Au fond cela m’agaçait de voir en l’air les racines de mon pauvre séquoia, de mon unique. Et chaque fois la cuisinière me répondait: «Il n’est pas sec.
—Par exemple!
—Il lui pousse sans cesse de petites branches vertes tout autour, que Madame vienne voir».
Je fus voir et la souche du pauvre arbre mutilé se montrait toujours verdoyante. J’en eus pitié. La racine fut remise en terre et les petites branches se mirent à pousser vigoureusement. La première année, nos voisins, des agriculteurs entendus, me disaient: «C’est impossible que cet arbre reprenne vie... C’est un peu de sève restée dans la souche qui fait son dernier jet». Je le craignais, mais non, depuis trois ans mon cher séquoia continue de les démentir. On dirait même qu’il veut rattraper le temps perdu et dépasser ses congénères qui poussent d’un mètre par an et qui atteignent jusqu’à cent dix mètres, deux fois la hauteur des tours Notre-Dame.[9]
Mais revenons au Jardin d’Acclimatation.
Les gallinacées sont un monde où se retrouvent les espèces les plus rares comme les plus communes. Impossible de les énumérer, je dirais cependant que les petites nègres blanches soie, les padoues dorées et les campines proprettes, plus que les grosses espèces qui leur sont comme rendement très supérieures, m’ont séduite. Les faisans sont aussi légion. Ah! les beaux et séduisants plumages, que de reflets, que de bigarrures, d’étincellements, dans ces couleurs plus chatoyantes et plus variées que celles du prisme. Quant aux pigeons, il faut venir ici pour en voir la plus complète collection qui ait été jamais réunie. Le colombier est merveilleusement installé. C’est une élégante construction en briques et fer formant une tour de trente mètres de hauteur sur six mètres de diamètre, divisée en quatre étages; quatre cents couples de pigeons peuvent nicher là. Tout le service se fait à l’aide d’un ascenseur, ce qui simplifie les choses. Les combles de la toiture, en forme de champignon, abrite la nuit les pigeons en liberté.
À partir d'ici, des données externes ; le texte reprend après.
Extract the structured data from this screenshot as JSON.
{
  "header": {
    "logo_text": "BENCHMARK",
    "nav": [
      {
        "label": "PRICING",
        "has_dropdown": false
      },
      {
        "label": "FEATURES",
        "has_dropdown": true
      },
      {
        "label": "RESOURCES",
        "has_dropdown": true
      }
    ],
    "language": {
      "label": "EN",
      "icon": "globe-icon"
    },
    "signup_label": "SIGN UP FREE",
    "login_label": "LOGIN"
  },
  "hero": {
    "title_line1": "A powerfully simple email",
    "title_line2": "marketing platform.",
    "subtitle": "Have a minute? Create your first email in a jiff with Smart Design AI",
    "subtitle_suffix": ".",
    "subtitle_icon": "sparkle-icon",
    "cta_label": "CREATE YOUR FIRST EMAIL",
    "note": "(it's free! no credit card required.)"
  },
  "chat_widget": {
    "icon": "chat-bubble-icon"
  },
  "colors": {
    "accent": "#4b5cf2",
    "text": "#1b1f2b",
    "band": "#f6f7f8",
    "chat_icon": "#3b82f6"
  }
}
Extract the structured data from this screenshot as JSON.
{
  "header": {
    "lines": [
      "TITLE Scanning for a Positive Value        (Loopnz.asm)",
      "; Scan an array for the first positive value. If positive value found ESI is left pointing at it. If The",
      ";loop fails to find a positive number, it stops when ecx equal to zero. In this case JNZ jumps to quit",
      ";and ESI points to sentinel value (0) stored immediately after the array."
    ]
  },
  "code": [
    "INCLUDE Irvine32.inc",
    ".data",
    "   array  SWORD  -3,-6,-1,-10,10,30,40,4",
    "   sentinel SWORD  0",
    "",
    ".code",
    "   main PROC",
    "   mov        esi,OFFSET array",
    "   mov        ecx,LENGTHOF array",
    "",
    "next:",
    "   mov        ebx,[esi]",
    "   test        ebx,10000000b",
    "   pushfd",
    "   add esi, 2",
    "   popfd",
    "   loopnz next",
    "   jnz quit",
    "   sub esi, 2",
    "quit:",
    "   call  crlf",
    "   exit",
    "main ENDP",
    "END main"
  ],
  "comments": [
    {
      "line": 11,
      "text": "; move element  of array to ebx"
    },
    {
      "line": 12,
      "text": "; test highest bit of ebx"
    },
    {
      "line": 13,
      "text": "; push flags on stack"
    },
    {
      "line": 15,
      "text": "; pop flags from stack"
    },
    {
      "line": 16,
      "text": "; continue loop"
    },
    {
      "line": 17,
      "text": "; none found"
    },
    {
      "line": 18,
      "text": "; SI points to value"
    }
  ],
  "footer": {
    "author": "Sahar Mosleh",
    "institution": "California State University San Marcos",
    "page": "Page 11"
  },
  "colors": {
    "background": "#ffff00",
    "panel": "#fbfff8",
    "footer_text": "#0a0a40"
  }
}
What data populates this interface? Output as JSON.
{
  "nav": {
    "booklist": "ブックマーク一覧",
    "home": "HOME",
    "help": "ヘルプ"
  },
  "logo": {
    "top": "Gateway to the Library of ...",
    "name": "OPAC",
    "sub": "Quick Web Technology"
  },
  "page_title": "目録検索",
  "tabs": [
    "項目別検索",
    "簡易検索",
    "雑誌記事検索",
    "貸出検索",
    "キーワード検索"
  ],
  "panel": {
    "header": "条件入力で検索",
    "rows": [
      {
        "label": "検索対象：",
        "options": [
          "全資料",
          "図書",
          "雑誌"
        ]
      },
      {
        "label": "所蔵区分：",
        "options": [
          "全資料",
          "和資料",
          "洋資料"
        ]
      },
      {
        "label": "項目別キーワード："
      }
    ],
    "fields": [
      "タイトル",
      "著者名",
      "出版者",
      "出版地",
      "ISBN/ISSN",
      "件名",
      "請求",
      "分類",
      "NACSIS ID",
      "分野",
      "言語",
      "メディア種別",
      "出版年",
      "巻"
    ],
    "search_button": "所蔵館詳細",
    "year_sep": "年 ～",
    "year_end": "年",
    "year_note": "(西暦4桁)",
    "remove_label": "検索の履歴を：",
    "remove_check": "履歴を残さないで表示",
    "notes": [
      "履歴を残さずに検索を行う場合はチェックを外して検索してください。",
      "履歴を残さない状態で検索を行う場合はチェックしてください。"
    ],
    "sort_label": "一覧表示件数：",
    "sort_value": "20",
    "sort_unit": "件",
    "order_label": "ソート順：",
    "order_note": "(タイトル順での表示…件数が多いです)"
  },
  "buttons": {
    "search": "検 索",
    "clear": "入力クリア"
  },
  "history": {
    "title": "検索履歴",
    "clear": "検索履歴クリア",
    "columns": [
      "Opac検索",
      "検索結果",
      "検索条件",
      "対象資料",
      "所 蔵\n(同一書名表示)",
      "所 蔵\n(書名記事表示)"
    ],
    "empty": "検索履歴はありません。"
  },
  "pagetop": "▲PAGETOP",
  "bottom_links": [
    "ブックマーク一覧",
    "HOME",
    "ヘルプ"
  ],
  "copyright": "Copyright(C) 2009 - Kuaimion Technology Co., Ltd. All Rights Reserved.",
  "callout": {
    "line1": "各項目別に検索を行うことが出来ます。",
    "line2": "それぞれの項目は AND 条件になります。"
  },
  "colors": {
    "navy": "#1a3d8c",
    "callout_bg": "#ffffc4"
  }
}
Parfois le vol d’une troupe nombreuse tournoyant autour du colombier produit un sifflement sonore, ce bruit étrange provient de gros sifflets en courge ou bambou attachés sur les plumes de la queue et qui sont d’un usage général en Chine pour effrayer les oiseaux de proie. Nous avons salué au passage les pigeons-voyageurs dont on n’a pas oublié les hauts faits pendant le siège de Paris. Il en est qui franchirent à plusieurs reprises les lignes prussiennes porteurs de ces dépêches microscopiques photographiées sur des feuilles de collodion si légères, que les cent quinze mille dépêches reçues pendant le siège, ne dépassèrent pas à elles toutes le poids d’un gramme, c’est du moins ce qui nous a été dit.
Voilà deux pavillons très bien habités, celui-ci par les grands-ducs qui appartenaient à Gustave Doré, celui-là par un harfang de Norwège ou chouette des neiges, cet oiseau très rare remplace celui qui fut tué méchamment en 1884 par un Anglais, lequel poursuivi devant le tribunal correctionnel fut sévèrement condamné, comme il le méritait d’ailleurs.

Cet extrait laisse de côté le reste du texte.